Depending on which system you are running on, it may be necessary to specify
the CUDA Capability using the CUDA_ARCH
flag. The CUDA Capability will
depend on the specific GPU hardware you are running on. On a Linux system, the
capability of your device can typically be found by compiling and running the deviceQuery
script found in the CUDA samples directory:
/usr/local/cuda/samples/1_Utilities/deviceQuery
(its exact location may
vary depending on where CUDA is installed on your system). The default value of
this flag is 70, corresponding to a capability of 7.x. For a device with
capability 6.x, the flag should be set to:
CUDA_ARCH := 60
Profiling with GPUs
NVIDIA’s profiler, nvprof
, is recommended when profiling for GPUs.

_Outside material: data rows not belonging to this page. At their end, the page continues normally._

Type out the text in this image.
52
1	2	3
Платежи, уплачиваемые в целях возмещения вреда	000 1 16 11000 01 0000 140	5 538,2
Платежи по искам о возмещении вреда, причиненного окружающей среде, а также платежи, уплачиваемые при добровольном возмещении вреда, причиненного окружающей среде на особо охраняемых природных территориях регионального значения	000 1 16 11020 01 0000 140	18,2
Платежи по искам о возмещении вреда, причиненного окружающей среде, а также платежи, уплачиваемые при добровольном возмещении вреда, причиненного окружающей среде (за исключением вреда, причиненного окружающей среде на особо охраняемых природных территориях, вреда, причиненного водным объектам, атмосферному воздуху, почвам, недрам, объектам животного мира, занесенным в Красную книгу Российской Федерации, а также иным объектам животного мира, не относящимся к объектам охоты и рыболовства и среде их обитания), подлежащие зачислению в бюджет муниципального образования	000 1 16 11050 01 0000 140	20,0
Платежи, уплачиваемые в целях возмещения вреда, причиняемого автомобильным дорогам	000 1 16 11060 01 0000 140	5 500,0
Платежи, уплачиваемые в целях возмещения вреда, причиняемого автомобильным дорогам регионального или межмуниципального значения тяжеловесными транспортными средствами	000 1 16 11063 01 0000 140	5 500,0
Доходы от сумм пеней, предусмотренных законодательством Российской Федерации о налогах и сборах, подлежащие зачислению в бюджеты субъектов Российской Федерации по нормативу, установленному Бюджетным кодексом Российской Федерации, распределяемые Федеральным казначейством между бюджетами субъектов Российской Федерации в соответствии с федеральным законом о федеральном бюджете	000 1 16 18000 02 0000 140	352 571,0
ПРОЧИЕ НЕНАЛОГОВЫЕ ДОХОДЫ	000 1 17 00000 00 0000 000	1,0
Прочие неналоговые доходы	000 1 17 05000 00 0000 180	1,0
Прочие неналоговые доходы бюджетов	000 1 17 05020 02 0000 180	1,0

It returns data on how long each kernel launch lasted on the GPU,
the number of threads and registers used, the occupancy of the GPU
and provides recommendations for improving the code. For more information on how to
use nvprof
, see NVIDIA’s User’s Guide.
If a quicker profiling method is preferred, AMReX’s timers can be used
to report some generic timings that may be useful in categorizing an application.

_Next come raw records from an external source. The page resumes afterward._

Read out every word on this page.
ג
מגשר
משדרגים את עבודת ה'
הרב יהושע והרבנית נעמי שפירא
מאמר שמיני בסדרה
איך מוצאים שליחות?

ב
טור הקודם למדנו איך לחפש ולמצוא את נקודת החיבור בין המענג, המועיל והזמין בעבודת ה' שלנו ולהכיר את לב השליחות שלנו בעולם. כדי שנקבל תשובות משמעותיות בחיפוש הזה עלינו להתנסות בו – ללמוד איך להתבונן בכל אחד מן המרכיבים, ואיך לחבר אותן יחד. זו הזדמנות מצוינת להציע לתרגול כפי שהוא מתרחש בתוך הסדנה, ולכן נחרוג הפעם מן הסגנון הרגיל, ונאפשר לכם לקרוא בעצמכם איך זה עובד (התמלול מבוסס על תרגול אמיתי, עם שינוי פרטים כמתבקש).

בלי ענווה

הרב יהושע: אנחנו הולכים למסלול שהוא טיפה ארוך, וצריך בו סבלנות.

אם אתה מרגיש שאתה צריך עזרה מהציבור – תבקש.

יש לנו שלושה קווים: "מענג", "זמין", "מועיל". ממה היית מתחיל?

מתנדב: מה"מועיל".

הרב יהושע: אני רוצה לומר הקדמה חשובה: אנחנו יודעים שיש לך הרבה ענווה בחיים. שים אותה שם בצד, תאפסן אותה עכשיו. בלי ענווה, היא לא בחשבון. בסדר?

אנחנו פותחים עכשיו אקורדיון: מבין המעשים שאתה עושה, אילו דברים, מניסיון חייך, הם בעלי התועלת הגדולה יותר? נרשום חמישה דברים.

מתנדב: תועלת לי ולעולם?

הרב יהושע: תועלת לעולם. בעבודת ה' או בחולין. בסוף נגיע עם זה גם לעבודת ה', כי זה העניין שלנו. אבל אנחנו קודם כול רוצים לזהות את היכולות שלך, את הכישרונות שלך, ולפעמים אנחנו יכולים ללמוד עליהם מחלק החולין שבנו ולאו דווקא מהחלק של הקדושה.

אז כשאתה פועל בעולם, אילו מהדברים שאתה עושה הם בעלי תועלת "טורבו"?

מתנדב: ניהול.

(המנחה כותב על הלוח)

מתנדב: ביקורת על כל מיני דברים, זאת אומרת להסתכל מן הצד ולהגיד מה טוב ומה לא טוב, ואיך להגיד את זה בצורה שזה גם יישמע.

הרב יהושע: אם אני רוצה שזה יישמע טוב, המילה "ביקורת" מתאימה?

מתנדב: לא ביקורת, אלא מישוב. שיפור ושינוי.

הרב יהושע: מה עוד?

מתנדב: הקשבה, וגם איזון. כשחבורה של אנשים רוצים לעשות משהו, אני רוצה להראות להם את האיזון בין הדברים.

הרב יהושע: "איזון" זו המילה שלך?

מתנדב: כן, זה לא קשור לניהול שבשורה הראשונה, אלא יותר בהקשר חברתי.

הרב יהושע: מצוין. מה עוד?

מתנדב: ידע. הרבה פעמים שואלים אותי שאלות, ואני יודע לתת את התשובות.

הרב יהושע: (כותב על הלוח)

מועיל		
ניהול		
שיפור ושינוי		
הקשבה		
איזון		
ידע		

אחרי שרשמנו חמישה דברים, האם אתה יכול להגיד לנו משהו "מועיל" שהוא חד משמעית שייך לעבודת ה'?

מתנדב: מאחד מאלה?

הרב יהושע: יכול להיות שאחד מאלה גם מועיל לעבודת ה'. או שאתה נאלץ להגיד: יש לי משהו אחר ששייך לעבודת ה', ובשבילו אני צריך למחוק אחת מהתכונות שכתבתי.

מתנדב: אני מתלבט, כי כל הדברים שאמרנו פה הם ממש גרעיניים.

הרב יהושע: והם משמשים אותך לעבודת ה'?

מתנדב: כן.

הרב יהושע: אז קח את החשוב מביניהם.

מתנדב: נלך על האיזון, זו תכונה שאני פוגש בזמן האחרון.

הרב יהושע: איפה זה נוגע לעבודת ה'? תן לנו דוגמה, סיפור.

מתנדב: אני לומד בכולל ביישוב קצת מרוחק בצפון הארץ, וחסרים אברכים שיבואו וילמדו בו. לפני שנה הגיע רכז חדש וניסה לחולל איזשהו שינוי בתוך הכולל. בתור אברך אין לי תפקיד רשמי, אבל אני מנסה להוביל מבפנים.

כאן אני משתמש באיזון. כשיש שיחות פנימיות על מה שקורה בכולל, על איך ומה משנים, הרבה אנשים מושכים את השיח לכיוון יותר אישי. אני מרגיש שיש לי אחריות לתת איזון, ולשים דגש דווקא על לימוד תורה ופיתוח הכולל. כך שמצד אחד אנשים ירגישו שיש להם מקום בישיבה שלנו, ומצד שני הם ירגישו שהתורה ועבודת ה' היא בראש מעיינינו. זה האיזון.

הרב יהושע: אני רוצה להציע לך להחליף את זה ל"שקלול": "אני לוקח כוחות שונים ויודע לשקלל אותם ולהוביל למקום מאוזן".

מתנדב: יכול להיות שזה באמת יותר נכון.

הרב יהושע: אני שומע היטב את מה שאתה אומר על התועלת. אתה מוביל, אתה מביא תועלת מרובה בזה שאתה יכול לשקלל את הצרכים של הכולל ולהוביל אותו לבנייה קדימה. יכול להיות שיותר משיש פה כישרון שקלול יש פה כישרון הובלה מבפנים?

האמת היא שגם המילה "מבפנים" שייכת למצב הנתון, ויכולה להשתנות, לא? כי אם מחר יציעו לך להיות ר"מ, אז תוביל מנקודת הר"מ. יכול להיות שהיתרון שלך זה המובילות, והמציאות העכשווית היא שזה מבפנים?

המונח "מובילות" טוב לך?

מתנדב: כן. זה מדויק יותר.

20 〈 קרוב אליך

To yield a consistent timing of a routine, a timer will need to be wrapped
around an MFIter
loop that encompasses the entire set of GPU launches
contained within. For example:
BL_PROFILE_VAR("A_NAME", blp); // Profiling start
for (MFIter mfi(mf); mfi.isValid(); ++mfi)
{
// code that runs on the GPU
}
BL_PROFILE_STOP(blp); // Profiling stop
For now, this is the best way to profile GPU codes using the compiler flag TINY_PROFILE = TRUE
.
If you require further profiling detail, use nvprof
.
Basic GPU Debugging
Turn off GPU offloading for some part of the code with
Gpu::setLaunchRegion(0);
... ;
Gpu::setLaunchRegion(1);
To test if your kernels have launched, run
nvprof ./Maestro2d.xxx
Run under
nvprof -o profile%p.nvvp ./Maestro2d.xxx
for a small problem and examine page faults using NVIDIA’s visual profiler, nvvpRun under
cuda-memcheck
Run under
cuda-gdb
Run with
CUDA_LAUNCH_BLOCKING=1
. This means that only one kernel will run at a time. This can help identify if there are race conditions.